The rich literary archives in Special Collections invite queries from many perspectives. One of these is the examination of source material to show how manuscripts emerge from an author’s mind and materialize through publication for the reader’s consumption. This exhibition considers the creative and production processes of bringing writers’ ideas into print.
From author to reader, from initial concept to publication, there are multiple players and steps toward production of a literary manuscript. This exhibition draws case studies from the Library’s literary archives of authors, editors, critics, translators, printers, and publishers.

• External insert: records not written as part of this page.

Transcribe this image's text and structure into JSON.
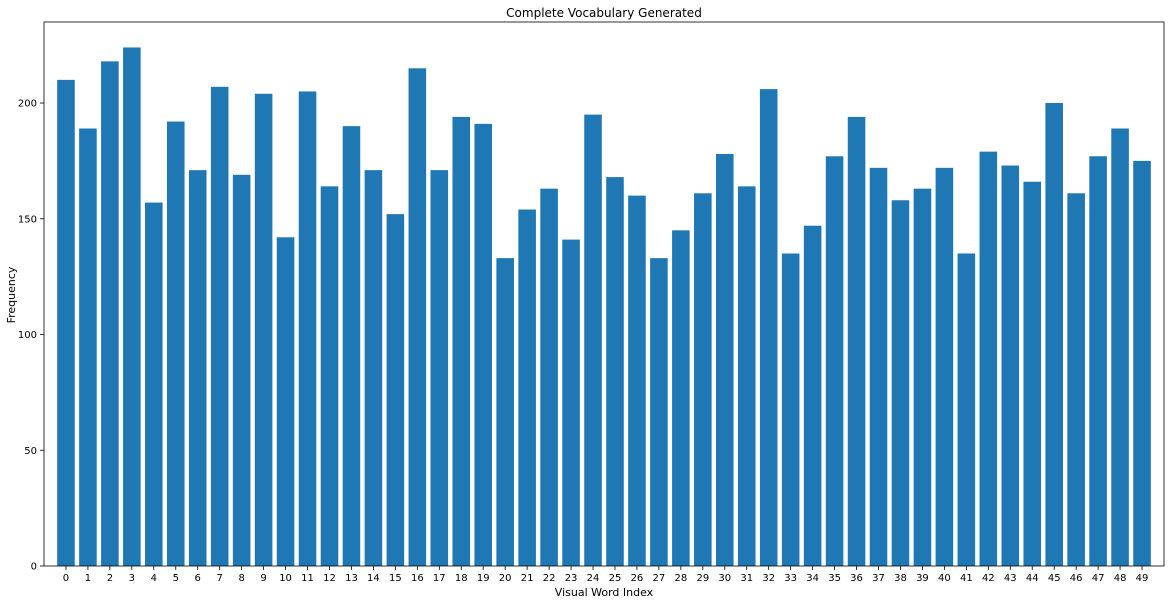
{
  "chart_data": {
    "type": "bar",
    "title": "Complete Vocabulary Generated",
    "xlabel": "Visual Word Index",
    "ylabel": "Frequency",
    "categories": [
      "0",
      "1",
      "2",
      "3",
      "4",
      "5",
      "6",
      "7",
      "8",
      "9",
      "10",
      "11",
      "12",
      "13",
      "14",
      "15",
      "16",
      "17",
      "18",
      "19",
      "20",
      "21",
      "22",
      "23",
      "24",
      "25",
      "26",
      "27",
      "28",
      "29",
      "30",
      "31",
      "32",
      "33",
      "34",
      "35",
      "36",
      "37",
      "38",
      "39",
      "40",
      "41",
      "42",
      "43",
      "44",
      "45",
      "46",
      "47",
      "48",
      "49"
    ],
    "values": [
      210,
      189,
      218,
      224,
      157,
      192,
      171,
      207,
      169,
      204,
      142,
      205,
      164,
      190,
      171,
      152,
      215,
      171,
      194,
      191,
      133,
      154,
      163,
      141,
      195,
      168,
      160,
      133,
      145,
      161,
      178,
      164,
      206,
      135,
      147,
      177,
      194,
      172,
      158,
      163,
      172,
      135,
      179,
      173,
      166,
      200,
      161,
      177,
      189,
      175
    ],
    "ylim": [
      0,
      235
    ],
    "yticks": [
      0,
      50,
      100,
      150,
      200
    ],
    "xlim": [
      -1.0,
      50.0
    ],
    "grid": false,
    "bar_color": "#1f77b4",
    "axis_color": "#000000"
  }
}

Handwritten drafts, blue-lines and mock-ups, and paste-ups and galleys remind viewers of nearly forgotten formats that are no longer part of contemporary computer-driven writing and publishing practices. Editorial revisions, authors’ collaborations with illustrators and printers, and the mechanics of publishing are also explored.
Among the exhibition highlights are books and proofs with manuscript corrections by Ernest Hemingway; heavily revised proofs and manuscripts by Ishmael Reed; and a scarce original proof copy of Ian Hamilton’s controversial biography J.D. Salinger: A Writing Life. Additional features are from the papers of Donald Barthelme, Jane and Paul Bowles, Emily Coleman, Alice Dunbar Nelson, Alan Kaufman, W.D. Snodgrass, Tennessee Williams, Ben Yagoda, and others found in Delaware’s stellar literary collections.